ValueError: No benchmark models available. Cannot schedule runs. — no models exist on the server and none were specified via -m.
ValueError: Invalid selection: <input> — the user entered non-numeric or out-of-range input during interactive model selection.
HTTPError — server-side error (task not found, authentication failure, etc.).

Examples:

# Run against specific models
kaggle b t run math-eval -m gemini-pro gemma-2b

# Run and wait for completion
kaggle b t run math-eval -m gemini-pro --wait

# Wait with a custom poll interval (30 seconds)
kaggle b t run math-eval -m gemini-pro --wait --poll-interval 30

# Wait with a timeout (60 seconds)
kaggle b t run math-eval -m gemini-pro --wait 60

# Interactive model selection (prompts user)
kaggle b t run math-eval

`download` — Download run outputs

Download output files for completed and errored runs of a task.

kaggle b t download <task> [-m <model> ...] [-o <directory>]

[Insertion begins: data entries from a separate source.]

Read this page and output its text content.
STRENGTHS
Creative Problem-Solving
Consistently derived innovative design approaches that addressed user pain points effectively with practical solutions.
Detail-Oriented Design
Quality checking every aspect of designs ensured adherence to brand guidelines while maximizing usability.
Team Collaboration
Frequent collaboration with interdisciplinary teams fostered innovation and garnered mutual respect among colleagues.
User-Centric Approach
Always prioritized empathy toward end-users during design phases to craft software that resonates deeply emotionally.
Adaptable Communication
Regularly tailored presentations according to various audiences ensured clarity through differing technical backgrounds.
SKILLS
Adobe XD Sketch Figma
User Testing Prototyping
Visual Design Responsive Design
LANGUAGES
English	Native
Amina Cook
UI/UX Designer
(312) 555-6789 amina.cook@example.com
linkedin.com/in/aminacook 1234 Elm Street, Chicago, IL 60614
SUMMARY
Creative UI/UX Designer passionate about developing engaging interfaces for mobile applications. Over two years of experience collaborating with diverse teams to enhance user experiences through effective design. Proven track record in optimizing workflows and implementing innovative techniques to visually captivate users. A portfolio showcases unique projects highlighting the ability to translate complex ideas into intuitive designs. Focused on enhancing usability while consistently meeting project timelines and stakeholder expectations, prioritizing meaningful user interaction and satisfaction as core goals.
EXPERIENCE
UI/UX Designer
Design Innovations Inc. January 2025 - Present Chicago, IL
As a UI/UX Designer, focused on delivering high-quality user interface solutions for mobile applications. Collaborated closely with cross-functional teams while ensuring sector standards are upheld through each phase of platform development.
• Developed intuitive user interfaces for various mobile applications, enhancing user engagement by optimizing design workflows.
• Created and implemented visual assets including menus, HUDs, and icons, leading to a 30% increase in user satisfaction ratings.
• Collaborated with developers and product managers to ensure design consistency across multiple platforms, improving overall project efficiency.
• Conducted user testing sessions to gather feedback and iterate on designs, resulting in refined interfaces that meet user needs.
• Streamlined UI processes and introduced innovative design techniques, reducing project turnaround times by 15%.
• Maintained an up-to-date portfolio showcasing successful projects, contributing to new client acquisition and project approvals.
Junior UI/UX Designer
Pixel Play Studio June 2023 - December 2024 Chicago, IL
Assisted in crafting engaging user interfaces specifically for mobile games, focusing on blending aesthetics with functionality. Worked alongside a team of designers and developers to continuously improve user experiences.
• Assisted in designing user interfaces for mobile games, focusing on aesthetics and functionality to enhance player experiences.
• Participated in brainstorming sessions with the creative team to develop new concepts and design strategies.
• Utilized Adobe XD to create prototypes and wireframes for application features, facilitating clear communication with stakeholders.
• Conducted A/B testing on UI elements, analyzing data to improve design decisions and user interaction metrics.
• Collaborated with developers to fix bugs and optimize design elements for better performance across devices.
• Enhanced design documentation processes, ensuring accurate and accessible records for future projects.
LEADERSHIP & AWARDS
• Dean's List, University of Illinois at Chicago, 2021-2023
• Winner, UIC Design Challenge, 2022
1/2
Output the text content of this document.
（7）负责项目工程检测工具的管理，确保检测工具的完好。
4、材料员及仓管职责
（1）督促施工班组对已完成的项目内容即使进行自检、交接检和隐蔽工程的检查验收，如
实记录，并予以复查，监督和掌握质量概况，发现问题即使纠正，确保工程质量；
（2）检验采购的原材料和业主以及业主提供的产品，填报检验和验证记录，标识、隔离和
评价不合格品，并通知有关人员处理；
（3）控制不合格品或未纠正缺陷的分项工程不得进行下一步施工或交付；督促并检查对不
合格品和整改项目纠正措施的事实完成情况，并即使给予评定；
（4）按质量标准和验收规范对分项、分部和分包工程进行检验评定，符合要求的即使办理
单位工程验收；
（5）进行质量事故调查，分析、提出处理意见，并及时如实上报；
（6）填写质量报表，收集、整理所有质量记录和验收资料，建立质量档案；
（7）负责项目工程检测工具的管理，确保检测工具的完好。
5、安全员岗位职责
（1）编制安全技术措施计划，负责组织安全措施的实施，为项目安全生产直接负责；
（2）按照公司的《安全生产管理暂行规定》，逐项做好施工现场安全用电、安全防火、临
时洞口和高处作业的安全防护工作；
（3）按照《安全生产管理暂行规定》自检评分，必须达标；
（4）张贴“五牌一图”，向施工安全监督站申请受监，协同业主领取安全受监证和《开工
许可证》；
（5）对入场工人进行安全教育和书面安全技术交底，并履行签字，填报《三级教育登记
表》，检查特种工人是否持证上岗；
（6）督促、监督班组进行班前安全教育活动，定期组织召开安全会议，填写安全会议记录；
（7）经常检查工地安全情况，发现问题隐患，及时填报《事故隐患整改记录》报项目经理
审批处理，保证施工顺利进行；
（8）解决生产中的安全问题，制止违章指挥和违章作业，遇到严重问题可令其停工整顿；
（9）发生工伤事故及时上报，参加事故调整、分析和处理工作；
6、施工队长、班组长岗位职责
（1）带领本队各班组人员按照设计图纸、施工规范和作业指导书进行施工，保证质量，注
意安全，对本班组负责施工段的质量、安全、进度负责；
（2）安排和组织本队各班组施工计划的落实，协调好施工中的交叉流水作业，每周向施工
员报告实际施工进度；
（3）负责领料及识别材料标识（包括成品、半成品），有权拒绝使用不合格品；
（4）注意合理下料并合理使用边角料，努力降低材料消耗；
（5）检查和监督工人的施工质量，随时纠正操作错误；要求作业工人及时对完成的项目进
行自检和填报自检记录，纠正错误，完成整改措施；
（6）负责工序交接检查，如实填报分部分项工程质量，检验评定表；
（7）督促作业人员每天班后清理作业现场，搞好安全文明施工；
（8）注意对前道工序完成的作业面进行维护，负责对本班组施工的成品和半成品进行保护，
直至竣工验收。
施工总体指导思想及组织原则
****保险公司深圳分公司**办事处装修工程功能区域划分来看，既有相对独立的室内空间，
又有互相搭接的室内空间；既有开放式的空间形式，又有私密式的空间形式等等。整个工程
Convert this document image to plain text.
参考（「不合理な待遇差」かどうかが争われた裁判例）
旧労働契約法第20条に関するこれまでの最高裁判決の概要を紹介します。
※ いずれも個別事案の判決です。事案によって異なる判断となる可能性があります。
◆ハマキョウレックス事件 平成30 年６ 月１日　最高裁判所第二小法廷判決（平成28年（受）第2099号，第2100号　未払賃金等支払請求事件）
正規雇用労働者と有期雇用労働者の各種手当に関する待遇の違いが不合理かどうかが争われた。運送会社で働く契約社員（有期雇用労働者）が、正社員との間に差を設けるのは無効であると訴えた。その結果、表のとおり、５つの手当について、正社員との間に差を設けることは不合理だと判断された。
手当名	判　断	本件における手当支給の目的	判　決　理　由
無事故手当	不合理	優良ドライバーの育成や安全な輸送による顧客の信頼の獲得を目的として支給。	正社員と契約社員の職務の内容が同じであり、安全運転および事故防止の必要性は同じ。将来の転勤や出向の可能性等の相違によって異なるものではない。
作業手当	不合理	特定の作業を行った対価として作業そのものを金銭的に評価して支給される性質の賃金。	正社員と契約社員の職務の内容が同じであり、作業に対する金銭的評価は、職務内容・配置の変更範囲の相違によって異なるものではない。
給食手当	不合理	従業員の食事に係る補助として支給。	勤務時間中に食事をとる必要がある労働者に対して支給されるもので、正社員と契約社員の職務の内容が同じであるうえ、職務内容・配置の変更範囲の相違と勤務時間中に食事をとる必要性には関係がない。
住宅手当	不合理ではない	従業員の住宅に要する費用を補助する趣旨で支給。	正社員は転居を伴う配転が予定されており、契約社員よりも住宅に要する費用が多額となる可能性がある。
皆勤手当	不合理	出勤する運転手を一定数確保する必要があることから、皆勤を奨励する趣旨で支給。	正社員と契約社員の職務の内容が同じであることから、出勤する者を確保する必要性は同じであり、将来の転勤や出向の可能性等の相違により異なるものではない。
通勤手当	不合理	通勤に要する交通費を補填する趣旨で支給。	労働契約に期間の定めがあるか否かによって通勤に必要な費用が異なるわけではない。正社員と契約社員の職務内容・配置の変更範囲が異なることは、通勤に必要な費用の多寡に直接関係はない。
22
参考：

Parameter	Flag	Required	Description
`task`	positional	Yes	Task name (e.g. `math-eval`)
`model`	`-m`, `--model`	No	Filter to specific model(s). Accepts multiple space-separated values
`output`	`-o`, `--output`	No	Directory to save files. Default: `./<task>/output`

Behavior:

Fetches runs via list_benchmark_task_runs. If -m is specified, filters by those model slugs; otherwise, fetches runs for all models.
Iterates over runs and downloads output only for runs in terminal states:
- COMPLETED — downloads the result output files.
- ERRORED — downloads log files for debugging.
- Runs in QUEUED or RUNNING state are silently skipped (no message printed).
For each downloadable run:
- Calls download_benchmark_task_run_output which returns a streamed HTTP response.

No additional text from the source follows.